Here is another ironic aspect to my perfectionism. I believe that what we see as imperfection is actually perfection because life needs to be balanced. Balance is the key in life. Everything should be done with moderation. You can’t have too much of one thing or life will not be balanced. I believe the balance of the mind, body, and soul is so essential in our existence and development.

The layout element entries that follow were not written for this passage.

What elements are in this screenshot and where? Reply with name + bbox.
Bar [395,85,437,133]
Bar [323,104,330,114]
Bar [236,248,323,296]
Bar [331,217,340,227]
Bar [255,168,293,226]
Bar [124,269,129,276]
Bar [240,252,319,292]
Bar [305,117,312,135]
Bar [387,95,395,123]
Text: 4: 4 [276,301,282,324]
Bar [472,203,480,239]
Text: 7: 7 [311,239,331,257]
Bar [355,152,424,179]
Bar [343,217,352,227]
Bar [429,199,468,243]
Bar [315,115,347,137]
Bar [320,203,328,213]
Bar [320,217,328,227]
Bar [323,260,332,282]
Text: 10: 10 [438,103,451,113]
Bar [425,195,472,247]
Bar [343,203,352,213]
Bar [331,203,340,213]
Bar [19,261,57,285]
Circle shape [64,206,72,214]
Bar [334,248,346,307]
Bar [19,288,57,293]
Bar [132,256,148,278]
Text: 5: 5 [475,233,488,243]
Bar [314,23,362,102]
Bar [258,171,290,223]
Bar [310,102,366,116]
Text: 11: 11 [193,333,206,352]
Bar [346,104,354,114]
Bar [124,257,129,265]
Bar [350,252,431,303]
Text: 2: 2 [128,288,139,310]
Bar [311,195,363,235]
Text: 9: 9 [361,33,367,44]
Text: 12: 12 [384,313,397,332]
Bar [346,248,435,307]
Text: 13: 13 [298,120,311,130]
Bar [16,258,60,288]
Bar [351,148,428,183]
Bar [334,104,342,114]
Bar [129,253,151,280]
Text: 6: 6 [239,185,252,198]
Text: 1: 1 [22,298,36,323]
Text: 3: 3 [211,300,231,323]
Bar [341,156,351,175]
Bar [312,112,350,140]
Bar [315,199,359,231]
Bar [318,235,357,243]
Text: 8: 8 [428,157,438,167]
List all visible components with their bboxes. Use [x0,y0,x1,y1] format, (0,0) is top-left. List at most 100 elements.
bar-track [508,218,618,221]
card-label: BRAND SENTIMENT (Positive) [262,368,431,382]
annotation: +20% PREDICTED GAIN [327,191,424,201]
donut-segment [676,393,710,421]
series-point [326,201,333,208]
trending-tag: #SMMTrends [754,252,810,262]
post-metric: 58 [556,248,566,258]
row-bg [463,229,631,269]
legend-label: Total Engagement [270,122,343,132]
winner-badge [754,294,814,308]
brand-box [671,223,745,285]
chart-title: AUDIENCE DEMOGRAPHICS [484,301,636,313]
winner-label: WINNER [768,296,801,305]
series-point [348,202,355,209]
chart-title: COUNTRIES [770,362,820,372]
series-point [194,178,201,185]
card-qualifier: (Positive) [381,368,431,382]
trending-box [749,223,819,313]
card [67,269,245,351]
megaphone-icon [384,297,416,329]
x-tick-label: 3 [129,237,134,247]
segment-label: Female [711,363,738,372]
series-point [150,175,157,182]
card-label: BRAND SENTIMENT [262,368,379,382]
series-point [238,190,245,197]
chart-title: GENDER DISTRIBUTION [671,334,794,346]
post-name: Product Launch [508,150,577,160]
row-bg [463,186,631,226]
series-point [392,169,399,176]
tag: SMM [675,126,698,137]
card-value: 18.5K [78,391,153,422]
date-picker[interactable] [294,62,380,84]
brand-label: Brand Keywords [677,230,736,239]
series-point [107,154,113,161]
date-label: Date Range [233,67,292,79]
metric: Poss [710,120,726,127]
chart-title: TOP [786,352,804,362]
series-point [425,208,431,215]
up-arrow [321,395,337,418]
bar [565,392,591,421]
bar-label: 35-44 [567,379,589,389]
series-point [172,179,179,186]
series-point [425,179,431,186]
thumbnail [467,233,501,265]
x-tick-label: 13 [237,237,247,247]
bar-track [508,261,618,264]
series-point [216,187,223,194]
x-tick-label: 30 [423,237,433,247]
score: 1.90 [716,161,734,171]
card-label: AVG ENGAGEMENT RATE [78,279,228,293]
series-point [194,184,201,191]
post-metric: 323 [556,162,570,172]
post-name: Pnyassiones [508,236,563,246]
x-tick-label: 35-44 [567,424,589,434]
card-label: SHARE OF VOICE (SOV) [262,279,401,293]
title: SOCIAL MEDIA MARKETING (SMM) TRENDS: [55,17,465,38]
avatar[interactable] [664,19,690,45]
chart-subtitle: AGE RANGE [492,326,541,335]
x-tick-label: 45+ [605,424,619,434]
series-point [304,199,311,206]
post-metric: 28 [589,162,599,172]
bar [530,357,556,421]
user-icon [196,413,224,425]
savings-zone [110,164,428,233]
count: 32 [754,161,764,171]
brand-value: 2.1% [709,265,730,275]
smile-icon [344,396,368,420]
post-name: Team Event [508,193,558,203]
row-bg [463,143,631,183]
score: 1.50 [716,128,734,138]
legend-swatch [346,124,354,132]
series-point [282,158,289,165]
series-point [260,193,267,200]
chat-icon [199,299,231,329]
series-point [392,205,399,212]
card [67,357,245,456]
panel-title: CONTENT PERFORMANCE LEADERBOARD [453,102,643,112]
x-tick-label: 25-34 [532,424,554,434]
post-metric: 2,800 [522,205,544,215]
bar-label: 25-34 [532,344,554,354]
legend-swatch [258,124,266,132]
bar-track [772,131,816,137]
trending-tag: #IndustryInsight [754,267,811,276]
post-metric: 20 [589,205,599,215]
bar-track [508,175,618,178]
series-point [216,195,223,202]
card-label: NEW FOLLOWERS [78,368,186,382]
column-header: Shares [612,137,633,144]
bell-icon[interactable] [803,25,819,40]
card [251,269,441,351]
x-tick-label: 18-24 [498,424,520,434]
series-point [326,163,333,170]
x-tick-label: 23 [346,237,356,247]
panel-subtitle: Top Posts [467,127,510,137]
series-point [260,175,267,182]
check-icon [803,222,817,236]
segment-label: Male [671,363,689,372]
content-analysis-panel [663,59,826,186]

So, I have said all this and I should say that I am perfect. Yet the part of me that stops me from starting or finishing constantly clouds what I truly know perfection to be. If I can’t do it good enough or right, then why do it? I am too hard on myself. It’s not even always about big events or huge life decisions. I am learning to knit right now and I can not begin to tell you how many times I have started, taken the piece and apart completely, and started over again. I have to get it right; I have to make it perfect. But how will I ever finish my first project at this point? When will I start and not look back? More importantly, when will I start and focus on the race and not the finish line?
Well, that was deep, lol! Can you type lol in a blog? Where is the blog rulebook? Anywuzzle, we are descending into the MCO area. Latest weather reports are of 60+ degrees Fahrenheit. We are going to be landing at gate 70. It’s been our pleasure to have you aboard this Delta flight and we hope we can serve you again in the future. Flight attendants, prepare for landing!